La Cité de Dieu (Augustin)/Livre VIII/Chapitre XXII

La Cité de Dieu
Texte établi par RaulxL. Guérin & Cie (Œuvres complètes de Saint Augustin, tome XIIIp. 172).
CHAPITRE XXII.
IL FAUT MALGRÉ APULÉE REJETER LE CULTE DES DÉMONS.

Ainsi donc, puisqu’il est impossible d’admettre aucune de ces quatres suppositions, il faut rejeter sans réserve cette doctrine d’Apulée et de ses adhérents, que les démons sont placés entre les hommes et les dieux, comme des interprètes et des messagers, pour transmettre au ciel les vœux de la terre et à la terre les bienfaits du ciel.

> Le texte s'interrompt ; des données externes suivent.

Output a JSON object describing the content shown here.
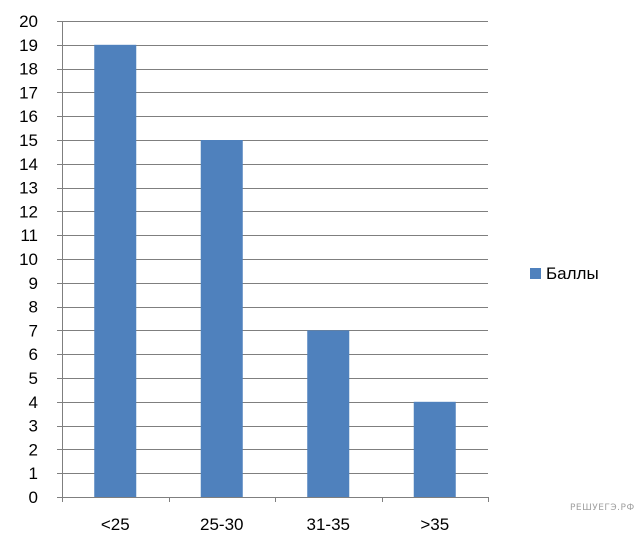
{
  "chart_data": {
    "type": "bar",
    "categories": [
      "<25",
      "25-30",
      "31-35",
      ">35"
    ],
    "series": [
      {
        "name": "Баллы",
        "values": [
          19,
          15,
          7,
          4
        ]
      }
    ],
    "ylim": [
      0,
      20
    ],
    "y_ticks": [
      0,
      1,
      2,
      3,
      4,
      5,
      6,
      7,
      8,
      9,
      10,
      11,
      12,
      13,
      14,
      15,
      16,
      17,
      18,
      19,
      20
    ],
    "grid": true,
    "legend_position": "right",
    "bar_color": "#4f81bd",
    "grid_color": "#7f7f7f"
  },
  "watermark": "РЕШУЕГЭ.РФ"
}
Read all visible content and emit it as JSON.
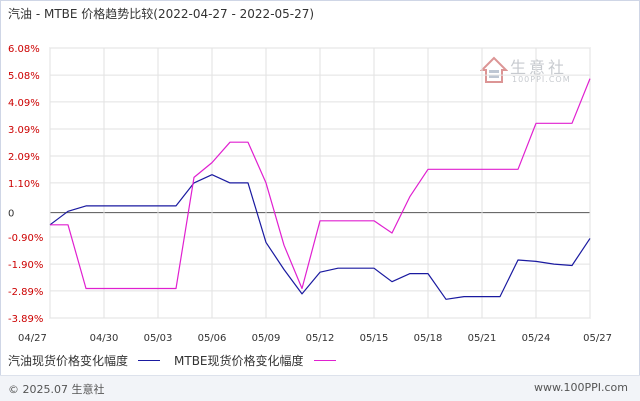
{
  "title": "汽油 - MTBE 价格趋势比较(2022-04-27 - 2022-05-27)",
  "watermark": {
    "name": "生意社",
    "url": "100PPI.COM"
  },
  "footer": {
    "copyright": "© 2025.07 生意社",
    "site": "www.100PPI.com"
  },
  "colors": {
    "gasoline": "#1a1aa0",
    "mtbe": "#e020d0",
    "axis_label": "#cc0000",
    "zero_line": "#555555",
    "grid": "#e2e2e2"
  },
  "chart_data": {
    "type": "line",
    "y_unit": "%",
    "ylim": [
      -3.89,
      6.08
    ],
    "y_ticks": [
      6.08,
      5.08,
      4.09,
      3.09,
      2.09,
      1.1,
      0,
      -0.9,
      -1.9,
      -2.89,
      -3.89
    ],
    "y_tick_labels": [
      "6.08%",
      "5.08%",
      "4.09%",
      "3.09%",
      "2.09%",
      "1.10%",
      "0",
      "-0.90%",
      "-1.90%",
      "-2.89%",
      "-3.89%"
    ],
    "x_ticks": [
      "04/27",
      "04/30",
      "05/03",
      "05/06",
      "05/09",
      "05/12",
      "05/15",
      "05/18",
      "05/21",
      "05/24",
      "05/27"
    ],
    "x": [
      "04/27",
      "04/28",
      "04/29",
      "04/30",
      "05/01",
      "05/02",
      "05/03",
      "05/04",
      "05/05",
      "05/06",
      "05/07",
      "05/08",
      "05/09",
      "05/10",
      "05/11",
      "05/12",
      "05/13",
      "05/14",
      "05/15",
      "05/16",
      "05/17",
      "05/18",
      "05/19",
      "05/20",
      "05/21",
      "05/22",
      "05/23",
      "05/24",
      "05/25",
      "05/26",
      "05/27"
    ],
    "grid": true,
    "legend_position": "bottom-left",
    "series": [
      {
        "name": "汽油现货价格变化幅度",
        "color": "#1a1aa0",
        "values": [
          -0.45,
          0.05,
          0.25,
          0.25,
          0.25,
          0.25,
          0.25,
          0.25,
          1.1,
          1.4,
          1.1,
          1.1,
          -1.1,
          -2.1,
          -3.0,
          -2.2,
          -2.05,
          -2.05,
          -2.05,
          -2.55,
          -2.25,
          -2.25,
          -3.2,
          -3.1,
          -3.1,
          -3.1,
          -1.75,
          -1.8,
          -1.9,
          -1.95,
          -0.95
        ]
      },
      {
        "name": "MTBE现货价格变化幅度",
        "color": "#e020d0",
        "values": [
          -0.45,
          -0.45,
          -2.8,
          -2.8,
          -2.8,
          -2.8,
          -2.8,
          -2.8,
          1.3,
          1.85,
          2.6,
          2.6,
          1.1,
          -1.2,
          -2.8,
          -0.3,
          -0.3,
          -0.3,
          -0.3,
          -0.75,
          0.6,
          1.6,
          1.6,
          1.6,
          1.6,
          1.6,
          1.6,
          3.3,
          3.3,
          3.3,
          4.95
        ]
      }
    ]
  }
}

Tout au contraire, ce sont des esprits possédés du besoin de nuire, étrangers à toute idée de justice, enflés d’orgueil, livides d’envie, artisans de ruses et d’illusions ; ils habitent l’air, en effet, mais comme une prison analogue à leur nature, où ils ont été condamnés à faire leur séjour après avoir été chassés des hauteurs du ciel pour leur transgression inexpiable ; et, bien que l’air soit situé au-dessus de la terre et des eaux, les démons ne sont pas pour cela moralement supérieurs aux hommes, qui ont sur eux un tout autre avantage que celui du corps, c’est de posséder une âme pieuse et d’avoir mis leur confiance dans l’appui du vrai Dieu. Je conviens que les démons dominent sur un grand nombre d’hommes indignes de participer à la religion véritable ; c’est aux yeux de ceux-là qu’ils se sont fait passer pour des dieux, grâce à leurs faux prestiges et à leurs fausses prédictions. Encore n’ont-ils pu réussir à tromper ceux de ces hommes qui ont considéré leurs vices de plus près, et alors ils ont pris le parti de se donner pour médiateurs entre les dieux et les hommes, et pour distributeurs des bienfaits du ciel. Ainsi s’est formée l’opinion de ceux qui, connaissant les démons pour des esprits méchants, et persuadés que les dieux sont bons par nature, ne croyaient pas à la divinité des démons et refusaient de leur rendre les honneurs divins, sans oser toutefois les en déclarer indignes, de crainte de heurter les peuples asservis à leur culte par une superstition invétérée.